French soldier killed in Mali by roadside bomb in attack claimed by IS group

A French soldier was killed in Mali’s eastern border region, France’s presidency said in a statement Saturday, a day after 49 Malian soldiers were massacred in the same area. The Islamic State (IS) group claimed responsibility for both attacks.

Corporal Ronan Pointeau died near Menaka in eastern Mali following “the detonation of an improvised explosive device as his armoured vehicle drove by”, the statement said.

President Emmanuel Macron paid tribute to Pointeau’s “sacrifice” and said his thoughts were with the soldier’s colleagues and “his Sahelian brothers in arms, who are paying a heavy price in the fight against terrorism”.

The Sahel region is the scene of repeated clashes between jihadists and local forces backed by troops from Western countries.

The Islamic State group claimed responsibility for the attack late on Saturday. IS group fighters “detonated an explosive device on a French army convoy in the Indelimane area”, it said on its Telegram channel.

The group also claimed responsibility for Friday’s attack on a Malian army base in the same region that killed 49 troops. “Soldiers of the caliphate attacked a military base where elements of the apostate Malian army were stationed in the village of Indelimane,” said the IS group statement. The Malian government initially said more than 50 soldiers were killed in what it called a “terrorist attack”.

On Sunday, two Malian soldiers were killed and another six injured when their armoured vehicle hit an improvised explosive device, the army said.

“A vehicle of the Malian armed forces hit an improvised explosive device” near the central town of Bandiagara, the military said in a tweet.

Regional, French, UN troops in increasingly violent region

The attacks have underscored the deteriorating security situation in the Sahel despite the presence of French troops and Macron’s continued support for counterinsurgency operations in the scrubland region between the Sahara and the African savanna.

Mali, Mauritania, Chad, Niger and Burkina Faso are part of the G5 Sahel security alliance that has struggled to contain the violence in the impoverished border region. The much-trumpeted initiative has a joint 5,000-man anti-terror force, helped by former colonial ruler France.

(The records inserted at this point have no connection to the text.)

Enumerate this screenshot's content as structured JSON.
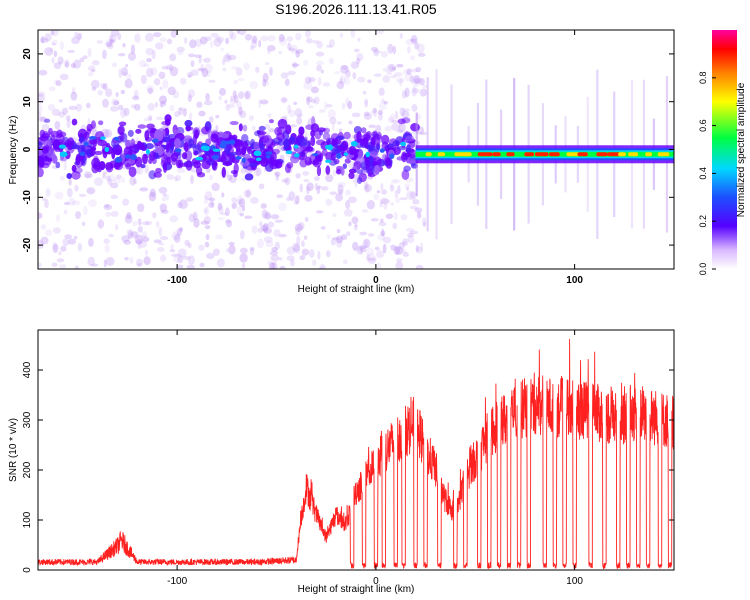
{
  "figure_title": "S196.2026.111.13.41.R05",
  "colors": {
    "snr_line": "#ff2020",
    "spectro_base": "#8a2be2"
  },
  "chart_data": [
    {
      "type": "heatmap",
      "title": "S196.2026.111.13.41.R05",
      "xlabel": "Height of straight line (km)",
      "ylabel": "Frequency (Hz)",
      "xlim": [
        -170,
        150
      ],
      "ylim": [
        -25,
        25
      ],
      "xticks": [
        -100,
        0,
        100
      ],
      "yticks": [
        -20,
        -10,
        0,
        10,
        20
      ],
      "colorbar": {
        "label": "Normalized spectral amplitude",
        "range": [
          0,
          1
        ],
        "ticks": [
          0.0,
          0.2,
          0.4,
          0.6,
          0.8
        ]
      },
      "description_bands": [
        {
          "name": "noise region",
          "x_range": [
            -170,
            20
          ],
          "freq_spread_hz": 25
        },
        {
          "name": "signal line",
          "x_range": [
            20,
            150
          ],
          "center_freq_hz": -1,
          "peak_amplitude": 1.0
        }
      ]
    },
    {
      "type": "line",
      "xlabel": "Height of straight line (km)",
      "ylabel": "SNR (10 * v/v)",
      "xlim": [
        -170,
        150
      ],
      "ylim": [
        0,
        480
      ],
      "xticks": [
        -100,
        0,
        100
      ],
      "yticks": [
        0,
        100,
        200,
        300,
        400
      ],
      "series": [
        {
          "name": "SNR",
          "envelope_x": [
            -170,
            -140,
            -130,
            -128,
            -120,
            -100,
            -60,
            -40,
            -38,
            -35,
            -30,
            -25,
            -20,
            -15,
            -10,
            -5,
            0,
            5,
            10,
            20,
            25,
            30,
            35,
            40,
            45,
            50,
            55,
            60,
            70,
            80,
            90,
            100,
            110,
            120,
            130,
            140,
            150
          ],
          "envelope_y": [
            20,
            20,
            60,
            75,
            20,
            20,
            20,
            25,
            100,
            180,
            120,
            70,
            120,
            100,
            170,
            200,
            230,
            260,
            280,
            320,
            260,
            220,
            150,
            120,
            200,
            240,
            280,
            310,
            340,
            360,
            350,
            350,
            340,
            330,
            340,
            330,
            320
          ],
          "dips_x": [
            -12,
            -6,
            0,
            4,
            10,
            14,
            20,
            25,
            32,
            40,
            45,
            52,
            57,
            62,
            67,
            72,
            77,
            85,
            90,
            95,
            100,
            108,
            115,
            122,
            127,
            132,
            137,
            143,
            148
          ]
        }
      ]
    }
  ]
}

In addition to French troops, the UN has around 15,000 troops, including under MINUSMA, the UN mission in Mali.

French Armed Forces Minister Florence Parly on Saturday said she would be “visiting Mali very soon to hold discussions with Malian authorities”.

‘We can resist’

The attacks in Mali came a month after two jihadist assaults killed 40 soldiers near the border with Burkina Faso.

“This bloodshed that Mali has been living through cannot go on,” imam Mahamoud Dicko, an influential religious leader in Mali, told our reporters. “Do you want us to resign ourselves to this suffering? We can resist,” he added.

Rights activist Alioune Tine, from Mali’s western neighbour Senegal, called for action across Africa to tackle the threat.

“If Africa does not mobilise for Mali and Burkina (Faso), it won’t be spared the bushfire that is quickly catching West Africa’s coastal countries, the next chosen targets” of the jihadists, he said.

The violence has also spilled into Burkina Faso and Niger where jihadists have exploited existing inter-communal strife and clashes between pastoralists and sedentary farmers, leaving hundreds dead.

In Mali, the attacks have spread from the arid north to its centre, an ethnically mixed and explosive region.

Northern Mali came under the control of al Qaeda-linked jihadists after Mali’s army failed to quash a rebellion there in 2012.

A French-led military campaign was launched against the jihadists, pushing them back a year later.

But the jihadists have regrouped and widened their hit-and-run raids and landmine attacks to central and southern Mali.